Integral with hyperbolic functions I need to compute: 
$$ \int_{x^2+y^2=1} \frac{\sinh(x)dy- \sin(y)dx}{\cosh(x)-\cos(y)}$$ where the circle $x^2 + y^2 = 1$ is oriented anticlockwise. So, can somebody show me how? I found the antiderivative (which is equal to $2\arctan [\coth(\frac{x}{2}) \cdot \tan(\frac{y}{2})])$, but it's not defined for line $x=0 $ and line $y=0$. So I guess we need some tricky substitution here, but I have no idea. Please, may somebody help?
 A: But you are almost there! 
Take your antiderivative
$$ F(x,y)=2\arctan\left(\coth\frac{x}{2}\cdot\tan\frac{y}{2}\right)$$
and compute its value at some point of the unit circle. For example, let us take the point $A_+=(0^+,-1)$. The argument $g(x,y)=\coth\frac{x}{2}\cdot\tan\frac{y}{2}$ then tends to $-\infty$, we can fix $F(A_+)$ to be e.g. $-2\cdot\frac{\pi}{2}$ and define $\arctan$ as function with values in $\left(-\frac{\pi}{2},\frac{\pi}{2}\right)$. 

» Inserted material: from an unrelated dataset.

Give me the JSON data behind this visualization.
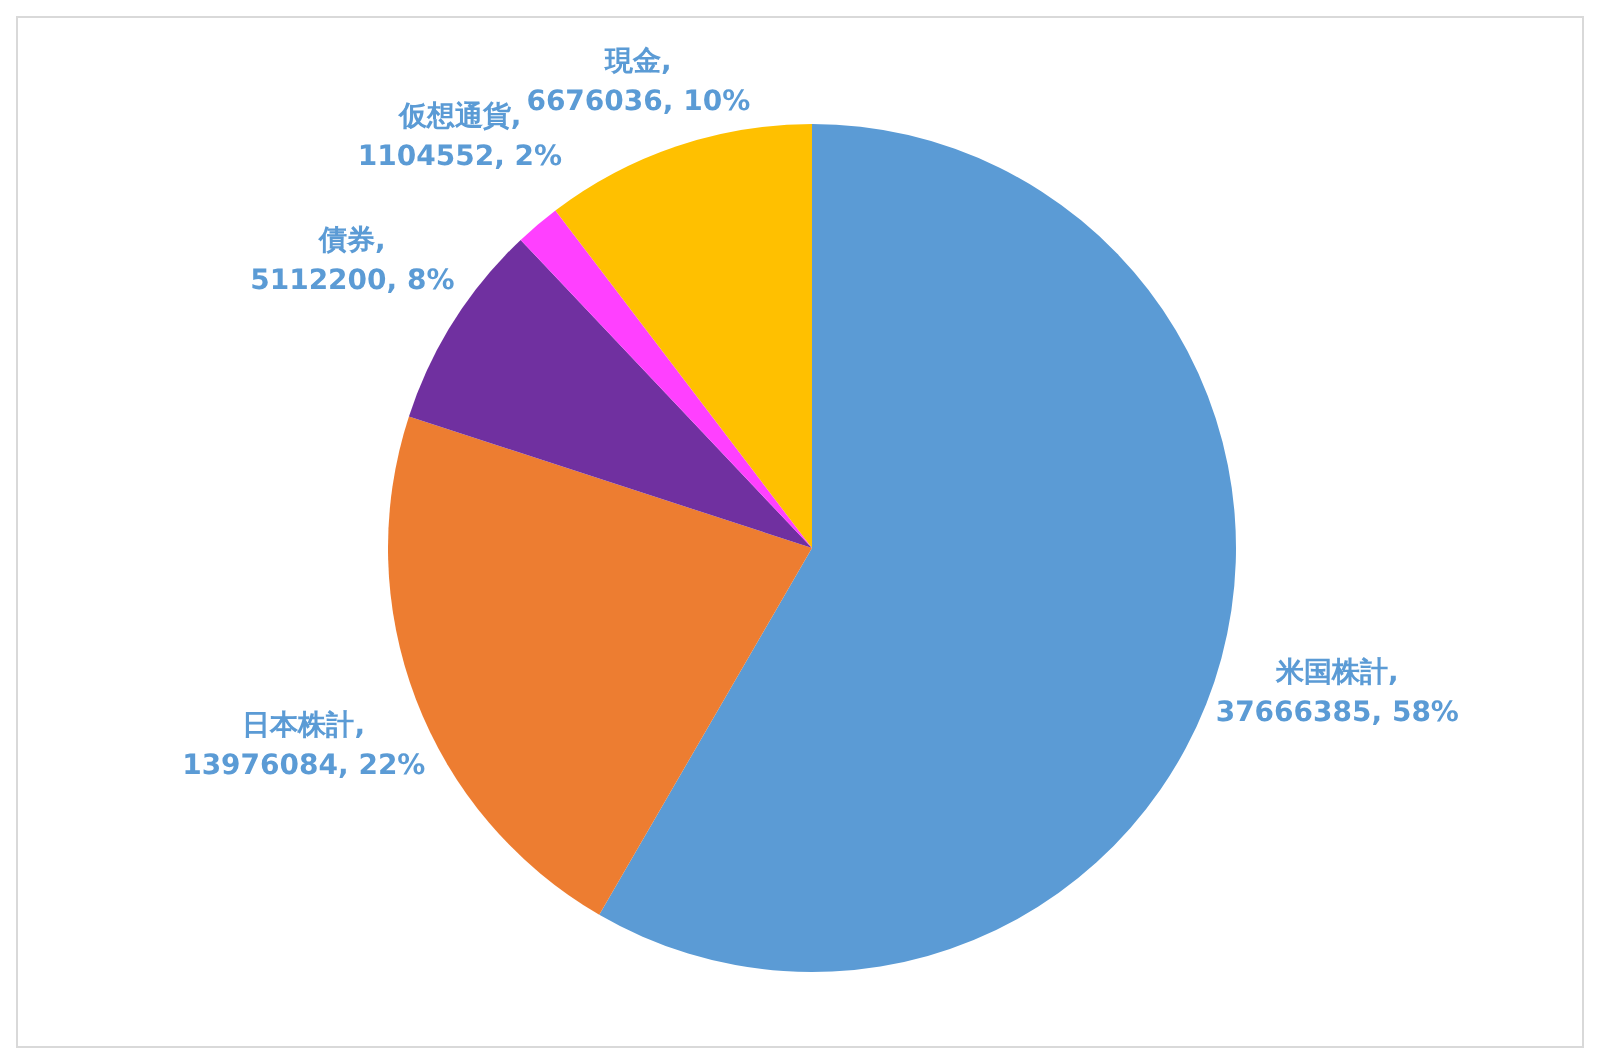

Next move counterclockwise requiring that $F(x,y)$ varies continuously. Note that since $y\in[-1,1]$, $\tan\frac{y}{2}$ is never infinite and we have to care only about $\coth\frac{x}{2}$. We will not encounter any problems, however, until we reach the point $B_+=(0^+,1)$ where $g\rightarrow +\infty$ and $F(B_+)=2\cdot\frac{\pi}{2}$. Hence the integral over the corresponding half of unit circle is $F(B_+)-F(A_+)=2\pi$.
Now pass from $B_+$ to $B_-=(0^-,1)$. Then $g(x,y)$ jumps from $+\infty$ to $-\infty$. Since we want to keep the same value of $F$ (equal to $\pi$), we now have to consider another branch of $\arctan$, namely taking the values in $\left(\frac{\pi}{2},\frac{3\pi}{2}\right)$. Continuing to move counterclockwise, we finally arrive to the point $A_-=(0^-,-1)$, where $g\rightarrow+\infty$ so that $F(A_-)=3\pi$. Hence the second half of the unit circle contributes $F(A_-)-F(B_-)=2\pi$ to the integral so that its total value is $4\pi$.
A: Given the integral:
$$\int_0^{2\pi} f(\theta) d\theta = \int_0^{2\pi} \frac{\cos(\theta) \sinh(\cos(\theta))+ \sin(\theta)\sin(\sin(\theta))}{\cosh(\cos(\theta))-\cos(\sin(\theta))} d\theta$$
Looking at $f(\theta-\pi/2) +f(\theta)$ you may see it's bounded (numerically) by $4 \pm \sim 0.004$. Thus, $f$ may be approximated by $f(x) \simeq 2 + g(x)$, where $g(x)=-g(x-\pi/2)$, and therefore the entire integral may be approximated by $4\pi$.